На площадь надет мерклый пояс газовых рожков. Они расстилают по земле белые скатерки света. Вон там, из-за угла, выплыла серая шинель ландштурмиста и растворилась в темноте. Из погребка с расцвеченным разноцветными стеклышками окном выплеснулись обрывки опереточной мелодийки. Хлопнула где-то дверь. Тихо.
И вот знакомые старинные сиповатые арпеджио на спрятавшейся в ночи башне ратуши. Четвертка, другая, третья, четвертая. Вот пауза, мертвая, как площадь. Вот хрип пружины.
И вот сонно-неторопливые звоны:
Полночь.
И вдруг опять: четвертка, другая, третья, четвертая.
Пауза. Хрип пружины.
И неторопливо, томительно, одиноко:
Доктор сказал:
— Темно.
И немного погодя:
— Никого нет.
— Второй час, — ответил редактор, — поздно. Перевод стрелки уже не собирает публики.
— Мы… мы как будто торопимся, как будто спешим… Отнимаем у войны время…
— То есть как?
— За этот час не был никто убит. На этот час ближе… к миру.
— Я высчитывал, герр доктор, я высчитывал, что на мероприятии с часовой стрелкой государство сберегает от шести до шести с половиной процентов топлива в год. Вы знаете, сколько это в абсолютном числе?
— Не кажется ли вам, что мы… взволнованы, мы, немцы?
— Уже поздно, герр доктор. До свиданья.
Тихо. Фонарщик ходит с длинным шестом в руках, подбирая с земли круглые скатерки света через один фонарь. Две черных сжавшихся фигуры тают в противоположных концах площади. Башни ратуши не видно. Но она здесь. Она здесь…
— Перевод стрелки уже не собирает публики, — сказал редактор ночью, перед ратушей. Но он не сказал, что было в воскресенье, после мессы, на площади у кирки евангелиста Иоганна.
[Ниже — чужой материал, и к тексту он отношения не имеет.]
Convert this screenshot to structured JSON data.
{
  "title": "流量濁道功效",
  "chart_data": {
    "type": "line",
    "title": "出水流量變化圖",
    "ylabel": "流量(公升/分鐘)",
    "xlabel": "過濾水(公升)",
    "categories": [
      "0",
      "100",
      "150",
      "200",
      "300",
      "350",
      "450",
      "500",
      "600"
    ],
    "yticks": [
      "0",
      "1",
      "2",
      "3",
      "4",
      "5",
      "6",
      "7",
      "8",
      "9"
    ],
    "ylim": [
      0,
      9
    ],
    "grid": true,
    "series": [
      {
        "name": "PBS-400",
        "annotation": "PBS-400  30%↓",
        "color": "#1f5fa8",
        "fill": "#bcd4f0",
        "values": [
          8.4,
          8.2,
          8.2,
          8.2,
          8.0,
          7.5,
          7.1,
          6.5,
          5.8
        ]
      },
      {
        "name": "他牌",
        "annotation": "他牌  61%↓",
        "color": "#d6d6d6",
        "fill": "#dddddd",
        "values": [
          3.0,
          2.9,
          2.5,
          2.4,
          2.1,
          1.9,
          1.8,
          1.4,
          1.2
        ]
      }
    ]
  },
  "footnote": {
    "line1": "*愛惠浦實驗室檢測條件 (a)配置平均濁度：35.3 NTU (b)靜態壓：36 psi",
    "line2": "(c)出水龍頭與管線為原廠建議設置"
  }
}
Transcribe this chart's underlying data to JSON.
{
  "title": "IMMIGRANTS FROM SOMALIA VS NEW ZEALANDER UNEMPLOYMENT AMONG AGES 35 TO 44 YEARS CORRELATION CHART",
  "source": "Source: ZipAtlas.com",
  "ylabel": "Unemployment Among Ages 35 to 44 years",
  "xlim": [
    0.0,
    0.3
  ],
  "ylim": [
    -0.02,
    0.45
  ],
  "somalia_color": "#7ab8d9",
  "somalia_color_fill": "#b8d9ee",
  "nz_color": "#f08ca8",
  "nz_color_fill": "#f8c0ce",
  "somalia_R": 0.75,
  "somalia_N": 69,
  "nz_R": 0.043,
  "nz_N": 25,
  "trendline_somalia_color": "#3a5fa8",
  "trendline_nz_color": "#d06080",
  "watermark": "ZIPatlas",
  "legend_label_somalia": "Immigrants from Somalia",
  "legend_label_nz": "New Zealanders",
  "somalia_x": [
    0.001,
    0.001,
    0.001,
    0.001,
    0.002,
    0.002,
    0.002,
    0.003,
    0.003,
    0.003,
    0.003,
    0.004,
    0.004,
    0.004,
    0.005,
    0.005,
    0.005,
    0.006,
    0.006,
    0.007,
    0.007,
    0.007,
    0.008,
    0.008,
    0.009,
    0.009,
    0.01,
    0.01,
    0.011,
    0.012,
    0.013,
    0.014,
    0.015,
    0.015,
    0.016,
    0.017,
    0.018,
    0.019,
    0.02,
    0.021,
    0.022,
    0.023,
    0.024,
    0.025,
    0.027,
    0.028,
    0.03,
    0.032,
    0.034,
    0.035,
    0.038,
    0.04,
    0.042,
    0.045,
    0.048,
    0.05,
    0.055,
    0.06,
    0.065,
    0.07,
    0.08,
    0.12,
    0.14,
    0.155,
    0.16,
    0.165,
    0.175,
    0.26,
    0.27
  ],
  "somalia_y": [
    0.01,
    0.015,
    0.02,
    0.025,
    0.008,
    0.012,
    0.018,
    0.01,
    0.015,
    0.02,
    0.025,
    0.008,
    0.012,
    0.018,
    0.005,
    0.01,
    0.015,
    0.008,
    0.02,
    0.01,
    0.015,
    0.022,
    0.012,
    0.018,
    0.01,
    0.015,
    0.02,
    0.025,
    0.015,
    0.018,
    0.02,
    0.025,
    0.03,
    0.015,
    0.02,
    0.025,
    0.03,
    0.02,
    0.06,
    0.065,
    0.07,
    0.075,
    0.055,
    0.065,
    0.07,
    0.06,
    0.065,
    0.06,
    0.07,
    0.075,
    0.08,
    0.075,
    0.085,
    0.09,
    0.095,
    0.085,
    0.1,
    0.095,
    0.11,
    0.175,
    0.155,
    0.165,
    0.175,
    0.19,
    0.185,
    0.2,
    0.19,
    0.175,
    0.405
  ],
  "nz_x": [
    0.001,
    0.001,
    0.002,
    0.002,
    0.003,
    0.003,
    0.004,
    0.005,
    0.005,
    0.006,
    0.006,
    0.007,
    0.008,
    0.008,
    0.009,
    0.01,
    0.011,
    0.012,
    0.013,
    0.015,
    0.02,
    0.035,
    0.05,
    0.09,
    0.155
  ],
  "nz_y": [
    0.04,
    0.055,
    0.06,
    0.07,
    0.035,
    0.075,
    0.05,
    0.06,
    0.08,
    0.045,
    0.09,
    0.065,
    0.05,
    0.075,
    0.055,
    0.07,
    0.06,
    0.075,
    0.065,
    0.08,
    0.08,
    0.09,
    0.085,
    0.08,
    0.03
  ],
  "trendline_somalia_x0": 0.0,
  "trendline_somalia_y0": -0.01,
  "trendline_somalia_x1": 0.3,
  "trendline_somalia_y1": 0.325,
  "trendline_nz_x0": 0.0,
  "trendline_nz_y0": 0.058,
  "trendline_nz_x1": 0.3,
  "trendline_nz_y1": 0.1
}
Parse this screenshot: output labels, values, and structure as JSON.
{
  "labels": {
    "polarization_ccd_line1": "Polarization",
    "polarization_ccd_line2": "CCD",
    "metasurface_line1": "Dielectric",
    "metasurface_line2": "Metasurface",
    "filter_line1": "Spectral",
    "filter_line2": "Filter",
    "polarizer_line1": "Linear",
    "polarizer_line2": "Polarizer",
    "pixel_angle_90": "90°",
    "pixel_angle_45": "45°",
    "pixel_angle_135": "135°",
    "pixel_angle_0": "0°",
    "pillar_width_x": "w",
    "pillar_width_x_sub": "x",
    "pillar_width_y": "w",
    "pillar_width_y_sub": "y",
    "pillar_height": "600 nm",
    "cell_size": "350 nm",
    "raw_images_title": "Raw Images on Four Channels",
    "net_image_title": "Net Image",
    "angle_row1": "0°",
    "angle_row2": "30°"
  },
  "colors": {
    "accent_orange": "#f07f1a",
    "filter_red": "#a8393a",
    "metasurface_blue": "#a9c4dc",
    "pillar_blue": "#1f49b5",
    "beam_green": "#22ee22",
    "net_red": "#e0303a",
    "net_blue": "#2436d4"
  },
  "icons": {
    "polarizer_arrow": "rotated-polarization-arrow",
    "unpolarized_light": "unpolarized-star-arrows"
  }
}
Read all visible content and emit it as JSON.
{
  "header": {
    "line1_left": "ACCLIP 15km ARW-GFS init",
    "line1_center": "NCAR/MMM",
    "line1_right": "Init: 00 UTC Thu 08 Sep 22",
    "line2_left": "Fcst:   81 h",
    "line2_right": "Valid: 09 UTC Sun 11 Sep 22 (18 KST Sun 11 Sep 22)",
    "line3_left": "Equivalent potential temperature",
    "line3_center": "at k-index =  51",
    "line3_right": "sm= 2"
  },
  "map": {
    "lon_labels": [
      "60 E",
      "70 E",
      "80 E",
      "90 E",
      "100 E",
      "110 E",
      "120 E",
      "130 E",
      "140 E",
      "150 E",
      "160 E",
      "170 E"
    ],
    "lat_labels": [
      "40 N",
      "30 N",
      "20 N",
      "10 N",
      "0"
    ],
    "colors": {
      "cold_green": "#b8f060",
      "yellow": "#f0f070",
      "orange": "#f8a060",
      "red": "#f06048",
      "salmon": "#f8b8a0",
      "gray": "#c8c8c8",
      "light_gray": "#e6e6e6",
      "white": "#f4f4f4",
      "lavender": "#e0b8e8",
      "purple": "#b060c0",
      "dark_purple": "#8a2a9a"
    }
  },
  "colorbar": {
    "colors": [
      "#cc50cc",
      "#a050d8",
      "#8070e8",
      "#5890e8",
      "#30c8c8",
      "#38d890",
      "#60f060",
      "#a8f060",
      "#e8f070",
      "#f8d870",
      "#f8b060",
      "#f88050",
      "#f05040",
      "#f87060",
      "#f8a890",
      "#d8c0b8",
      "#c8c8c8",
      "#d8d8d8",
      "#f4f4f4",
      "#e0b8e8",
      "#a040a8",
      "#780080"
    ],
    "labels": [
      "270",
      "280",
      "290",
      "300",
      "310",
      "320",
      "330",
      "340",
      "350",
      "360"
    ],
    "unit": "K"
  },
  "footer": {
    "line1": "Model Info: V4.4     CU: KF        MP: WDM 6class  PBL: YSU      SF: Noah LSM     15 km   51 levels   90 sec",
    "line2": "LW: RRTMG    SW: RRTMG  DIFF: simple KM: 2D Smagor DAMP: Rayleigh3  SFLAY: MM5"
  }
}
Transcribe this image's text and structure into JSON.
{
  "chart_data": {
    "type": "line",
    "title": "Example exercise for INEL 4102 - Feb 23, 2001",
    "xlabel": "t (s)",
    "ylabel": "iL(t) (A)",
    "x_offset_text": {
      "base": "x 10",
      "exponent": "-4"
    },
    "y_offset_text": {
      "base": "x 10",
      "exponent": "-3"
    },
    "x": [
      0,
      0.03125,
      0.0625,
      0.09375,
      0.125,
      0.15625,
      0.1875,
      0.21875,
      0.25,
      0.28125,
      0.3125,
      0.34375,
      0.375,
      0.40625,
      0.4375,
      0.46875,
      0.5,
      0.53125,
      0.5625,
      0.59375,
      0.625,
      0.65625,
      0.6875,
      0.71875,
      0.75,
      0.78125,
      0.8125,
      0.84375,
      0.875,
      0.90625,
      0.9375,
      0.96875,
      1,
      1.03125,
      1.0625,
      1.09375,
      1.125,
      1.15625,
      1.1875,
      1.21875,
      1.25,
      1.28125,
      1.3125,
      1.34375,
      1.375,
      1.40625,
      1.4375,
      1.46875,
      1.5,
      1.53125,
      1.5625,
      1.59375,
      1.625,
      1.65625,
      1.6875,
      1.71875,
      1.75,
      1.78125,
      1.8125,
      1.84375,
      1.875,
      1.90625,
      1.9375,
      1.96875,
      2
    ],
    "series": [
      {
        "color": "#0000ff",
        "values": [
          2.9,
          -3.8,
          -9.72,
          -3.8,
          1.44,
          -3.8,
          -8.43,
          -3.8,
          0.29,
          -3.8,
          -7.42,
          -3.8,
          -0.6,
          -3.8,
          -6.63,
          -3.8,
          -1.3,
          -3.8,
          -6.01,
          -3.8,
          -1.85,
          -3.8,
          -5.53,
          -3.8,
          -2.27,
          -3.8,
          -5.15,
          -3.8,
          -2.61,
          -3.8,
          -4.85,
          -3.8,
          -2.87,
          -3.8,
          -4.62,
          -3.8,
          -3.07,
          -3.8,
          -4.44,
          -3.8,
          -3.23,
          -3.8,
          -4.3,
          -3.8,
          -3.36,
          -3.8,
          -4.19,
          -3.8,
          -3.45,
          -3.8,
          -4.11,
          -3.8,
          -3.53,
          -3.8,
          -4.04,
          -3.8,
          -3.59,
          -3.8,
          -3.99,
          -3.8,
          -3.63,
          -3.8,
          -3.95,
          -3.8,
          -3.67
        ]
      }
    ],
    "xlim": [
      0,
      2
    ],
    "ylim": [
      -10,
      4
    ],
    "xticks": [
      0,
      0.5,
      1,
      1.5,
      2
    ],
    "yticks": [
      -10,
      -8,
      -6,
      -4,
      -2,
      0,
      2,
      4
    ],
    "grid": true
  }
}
Он написал об этом статейку и поместил ее в начале хроники; и ее прочли все, кто не был у кирки и кто там был. Но лучше, всегда лучше видеть, чем читать.
Со стороны колокольни кирка огорожена смолистой светлой тесовой заградой. Шуцманы в коротких плащах, отступя десять шагов от заграды, безмолвными вехами отмечают запретное поле. За их немыми покатыми спинами колышутся котелки, дамские шляпы в черном крепе, порыжевшие бескозырки солдат, защитные чехлы офицерских касок. Больше всего дамских шляп. Больше всего черного крепа. Черный креп развевается на ветру, ниспадает завесами к земле, взлетает мрачными крылами над котелком, бескозыркой и каской, облекает плечи, головы и спины, завешивает лица, цепким наручником охватывает рукава; колеблется, качается, плавает в воздухе — черный креп. Вот он полился широким потоком из дверей кирки, вот скатывается тихой лавиной с портала, разливается по площади, заливает ее, ровный, мрачный, холодный, как склеп. Лица с открытыми губами, лица в морщинах, пергаментные и землистые, со складками, желваками и шрамами; лица, оплетенные седыми прядями волос; лица железные, гладкие, четырехугольные, в красных жилах; лица мягкие, круглые, как подсолнухи, — целая пажить лиц на тучном поле черного крепа взметнулась к колокольне евангелиста Иоганна.